Tchekhov serait-il satisfait de voir sa Mouette autant revisitée ces temps-ci en France ? Cet été, en Avignon, la version hyper branchée et démesurément étirée (4h15 !) d’Arthur Nauzyciel a défrayé la chronique : c’est peu dire que les comédiens affublés d’un masque d’oiseau, les libertés prises avec le texte, la musique du groupe Winter Family, le décor de marée noire ont davantage agacé (avant d’endormir) que convaincu les spectateurs. La version de Christian Benedetti montée l’année dernière à Alfortville et montrée cet automne à l’Athénée à Paris, en costume moderne et sans décor, d’une parfaite fidélité au texte, a par contre séduit, tandis que la première de la mise en scène de Frédéric Bélier-Garcia est attendue pour ce mois-ci au CDN (Centre dramatique national) des Pays de Loire à Angers. Mais l’on parlera ici d’Une Mouette, présentée en octobre au théâtre Paris-Villette par Isabelle Lafon (qui s’est déjà fait remarquer par des adaptations d’œuvres non écrites pour le théâtre).

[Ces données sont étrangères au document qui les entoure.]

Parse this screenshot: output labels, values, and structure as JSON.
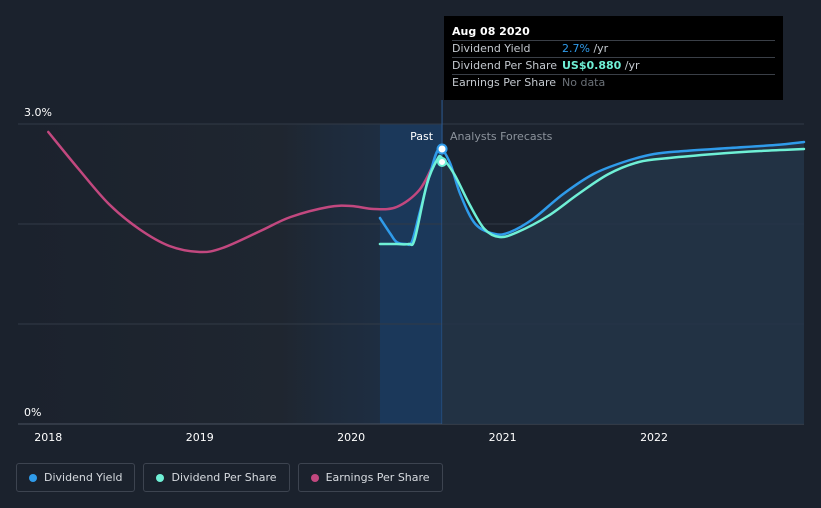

Le changement d’article (« une » au lieu de « la ») indique d’emblée que nous avons affaire à une interprétation très personnelle de la pièce de Tchekhov. De fait la distribution qui prévoit onze comédiens (dont sept hommes) est ici réduite à cinq comédiennes (parmi lesquelles Isabelle Lafon elle-même). Elles demeureront presque constamment alignées face aux spectateurs, comme sur la photo : si l’une d’elles se détourne un moment, elle ne tarde pas à reprendre sa position initiale. Il n’y a (bien évidemment) ni décor ni costumes. Enfin le texte se trouve quelque peu raccourci.
Pour rendre intelligible une histoire qui n’est pas particulièrement simple, les comédiennes disent toutes les didascalies, heureusement très détaillées chez Tchekhov. Et comme ce n’est pas toujours suffisant, il leur arrive de préciser oralement quel rôle elles endossent.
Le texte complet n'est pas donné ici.